Manufacturing innovations were highlighted, including enzymatic ligation, which has the potential to revolutionize the production of RNAi therapeutics to meet growing demand and improve efficiency.
"Alnylam is driving the field of RNAi therapeutics into the future, with a sustainable innovation engine that continues to generate transformative medicines while simultaneously expanding what's possible for RNAi with platform advances," Dr. Garg emphasized. "We are on track to meet our ambitious pipeline and platform expansion goals as we seek to address additional diseases, to deliver RNAi therapeutics to all major tissue types by 2030, and to realize the full potential of our pioneering technology."
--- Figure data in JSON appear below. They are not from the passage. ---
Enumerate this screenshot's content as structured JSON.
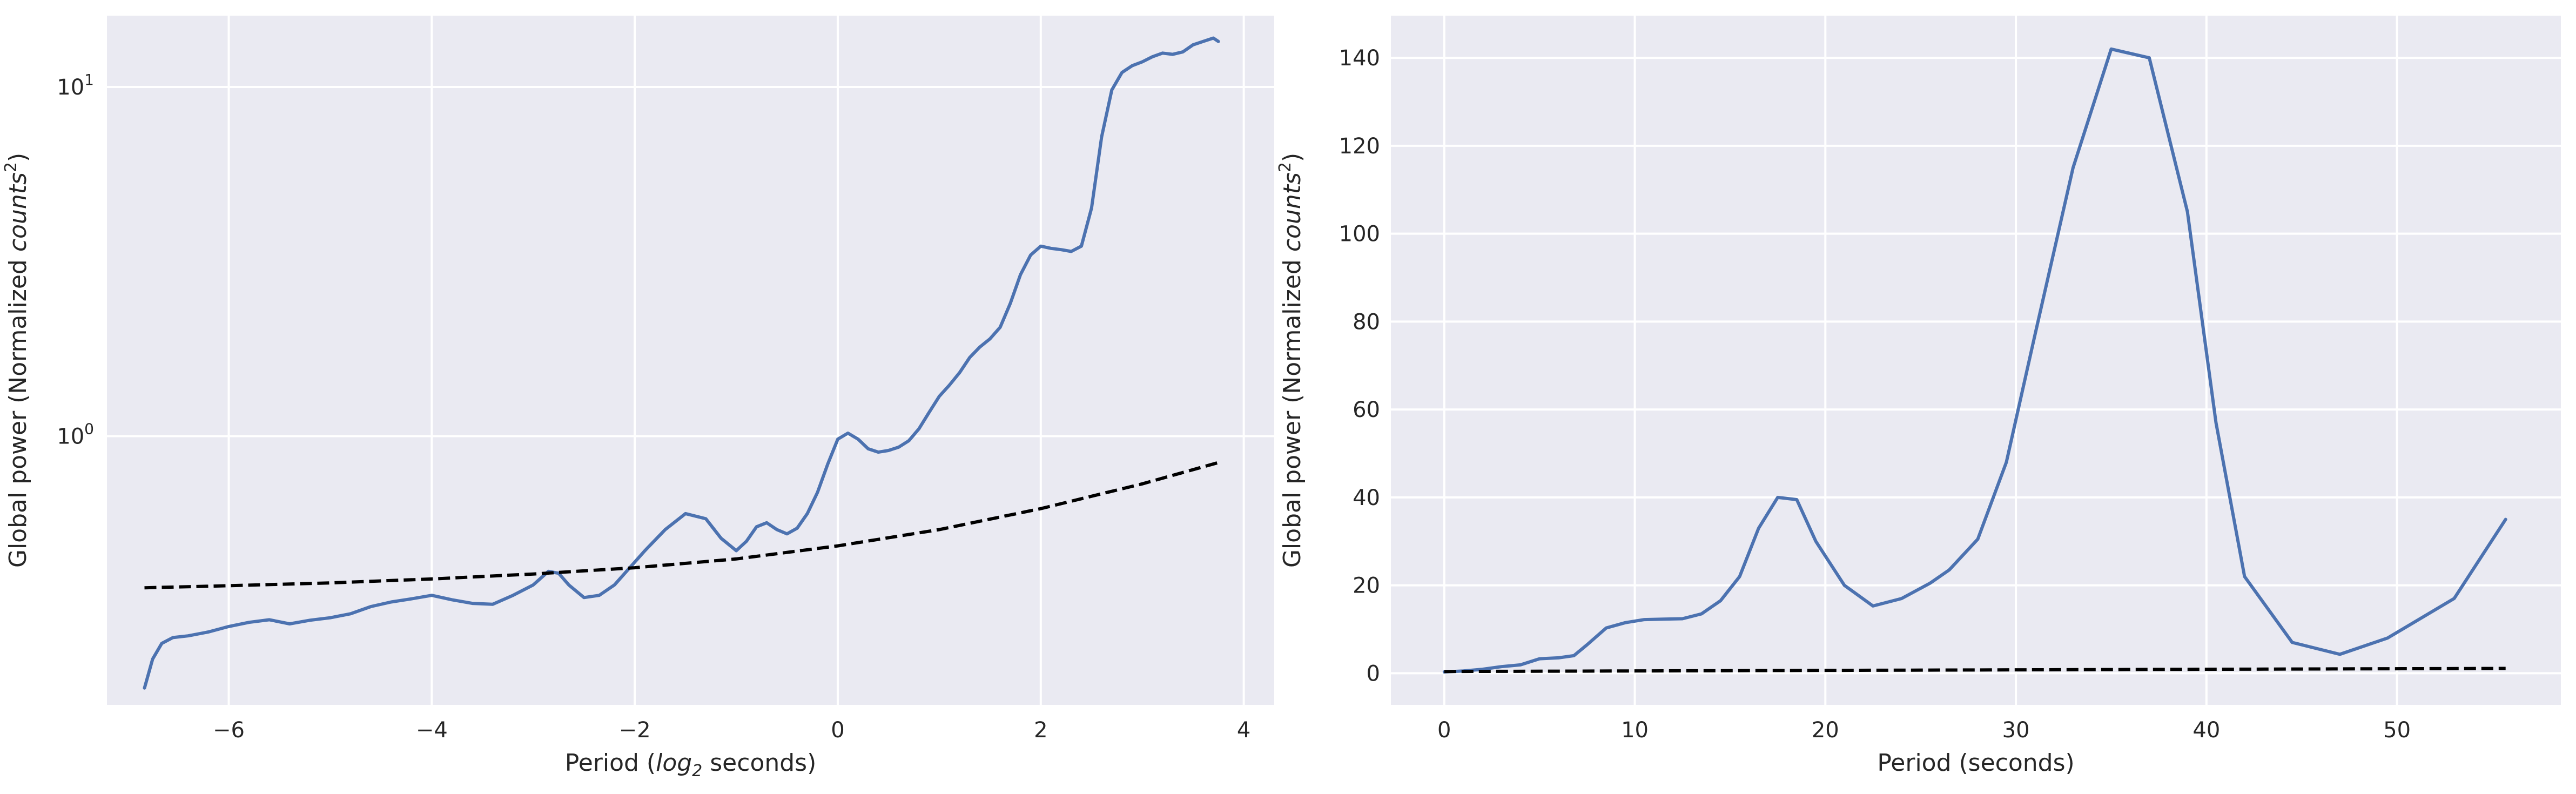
{
  "chart_data": [
    {
      "type": "line",
      "xscale": "linear",
      "yscale": "log",
      "xlim": [
        -7.2,
        4.3
      ],
      "ylim": [
        0.17,
        16
      ],
      "xticks": [
        -6,
        -4,
        -2,
        0,
        2,
        4
      ],
      "xtick_labels": [
        "−6",
        "−4",
        "−2",
        "0",
        "2",
        "4"
      ],
      "yticks": [
        1,
        10
      ],
      "ytick_labels": [
        {
          "base": "10",
          "exp": "0"
        },
        {
          "base": "10",
          "exp": "1"
        }
      ],
      "xlabel": {
        "pre": "Period (",
        "math": "log",
        "sub": "2",
        "post": " seconds)"
      },
      "ylabel": {
        "pre": "Global power (Normalized ",
        "math": "counts",
        "sup": "2",
        "post": ")"
      },
      "grid": true,
      "series": [
        {
          "style": "solid",
          "color": "#4c72b0",
          "x": [
            -6.83,
            -6.75,
            -6.66,
            -6.55,
            -6.4,
            -6.2,
            -6.0,
            -5.8,
            -5.6,
            -5.4,
            -5.2,
            -5.0,
            -4.8,
            -4.6,
            -4.4,
            -4.2,
            -4.0,
            -3.8,
            -3.6,
            -3.4,
            -3.2,
            -3.0,
            -2.85,
            -2.75,
            -2.65,
            -2.5,
            -2.35,
            -2.2,
            -2.05,
            -1.9,
            -1.7,
            -1.5,
            -1.3,
            -1.15,
            -1.0,
            -0.9,
            -0.8,
            -0.7,
            -0.6,
            -0.5,
            -0.4,
            -0.3,
            -0.2,
            -0.1,
            0.0,
            0.1,
            0.2,
            0.3,
            0.4,
            0.5,
            0.6,
            0.7,
            0.8,
            0.9,
            1.0,
            1.1,
            1.2,
            1.3,
            1.4,
            1.5,
            1.6,
            1.7,
            1.8,
            1.9,
            2.0,
            2.1,
            2.2,
            2.3,
            2.4,
            2.5,
            2.6,
            2.7,
            2.8,
            2.9,
            3.0,
            3.1,
            3.2,
            3.3,
            3.4,
            3.5,
            3.6,
            3.7,
            3.75
          ],
          "y": [
            0.19,
            0.23,
            0.255,
            0.265,
            0.268,
            0.275,
            0.285,
            0.293,
            0.298,
            0.29,
            0.297,
            0.302,
            0.31,
            0.325,
            0.335,
            0.342,
            0.35,
            0.34,
            0.332,
            0.33,
            0.35,
            0.375,
            0.41,
            0.405,
            0.375,
            0.345,
            0.35,
            0.375,
            0.42,
            0.47,
            0.54,
            0.6,
            0.58,
            0.51,
            0.47,
            0.5,
            0.55,
            0.565,
            0.54,
            0.525,
            0.545,
            0.6,
            0.69,
            0.83,
            0.98,
            1.02,
            0.98,
            0.92,
            0.9,
            0.91,
            0.93,
            0.97,
            1.05,
            1.17,
            1.3,
            1.4,
            1.52,
            1.68,
            1.8,
            1.9,
            2.05,
            2.4,
            2.9,
            3.3,
            3.5,
            3.45,
            3.42,
            3.38,
            3.5,
            4.5,
            7.2,
            9.8,
            11.0,
            11.5,
            11.8,
            12.2,
            12.5,
            12.4,
            12.6,
            13.2,
            13.5,
            13.8,
            13.5
          ]
        },
        {
          "style": "dashed",
          "color": "#000000",
          "x": [
            -6.83,
            -6.0,
            -5.0,
            -4.0,
            -3.0,
            -2.0,
            -1.0,
            0.0,
            1.0,
            2.0,
            3.0,
            3.75
          ],
          "y": [
            0.368,
            0.373,
            0.38,
            0.39,
            0.403,
            0.42,
            0.445,
            0.485,
            0.54,
            0.62,
            0.73,
            0.84
          ]
        }
      ]
    },
    {
      "type": "line",
      "xscale": "linear",
      "yscale": "linear",
      "xlim": [
        -2.8,
        58.6
      ],
      "ylim": [
        -7.2,
        149.6
      ],
      "xticks": [
        0,
        10,
        20,
        30,
        40,
        50
      ],
      "xtick_labels": [
        "0",
        "10",
        "20",
        "30",
        "40",
        "50"
      ],
      "yticks": [
        0,
        20,
        40,
        60,
        80,
        100,
        120,
        140
      ],
      "ytick_labels": [
        "0",
        "20",
        "40",
        "60",
        "80",
        "100",
        "120",
        "140"
      ],
      "xlabel": {
        "pre": "Period (seconds)",
        "math": "",
        "sub": "",
        "post": ""
      },
      "ylabel": {
        "pre": "Global power (Normalized ",
        "math": "counts",
        "sup": "2",
        "post": ")"
      },
      "grid": true,
      "series": [
        {
          "style": "solid",
          "color": "#4c72b0",
          "x": [
            0.0,
            1.0,
            2.0,
            3.0,
            4.0,
            5.0,
            6.0,
            6.8,
            7.5,
            8.5,
            9.5,
            10.5,
            11.5,
            12.5,
            13.5,
            14.5,
            15.5,
            16.5,
            17.5,
            18.5,
            19.5,
            21.0,
            22.5,
            24.0,
            25.5,
            26.5,
            28.0,
            29.5,
            31.0,
            33.0,
            35.0,
            37.0,
            39.0,
            40.5,
            42.0,
            44.5,
            47.0,
            49.5,
            53.0,
            55.7
          ],
          "y": [
            0.3,
            0.5,
            0.9,
            1.5,
            1.9,
            3.3,
            3.5,
            4.0,
            6.5,
            10.3,
            11.5,
            12.2,
            12.3,
            12.4,
            13.5,
            16.5,
            22.0,
            33.0,
            40.0,
            39.5,
            30.0,
            20.0,
            15.3,
            17.0,
            20.5,
            23.5,
            30.5,
            48.0,
            77.0,
            115.0,
            142.0,
            140.0,
            105.0,
            57.0,
            22.0,
            7.0,
            4.3,
            8.0,
            17.0,
            35.0
          ]
        },
        {
          "style": "dashed",
          "color": "#000000",
          "x": [
            0.0,
            55.7
          ],
          "y": [
            0.4,
            1.1
          ]
        }
      ]
    }
  ]
}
The company remains on track to meet its ambitious "2-2-5" pipeline and platform expansion goal announced at R&D Day in 2023, which includes filing Investigational New Drug (IND) applications for nine new Alnylam-led programs by the end of 2025—two in new tissues, two in the central nervous system, and five in the liver.
Alnylam's R&D Day presentations reinforced the company's position at the forefront of RNAi therapeutics development, with a robust pipeline of potential blockbuster therapies addressing significant unmet medical needs across multiple therapeutic areas.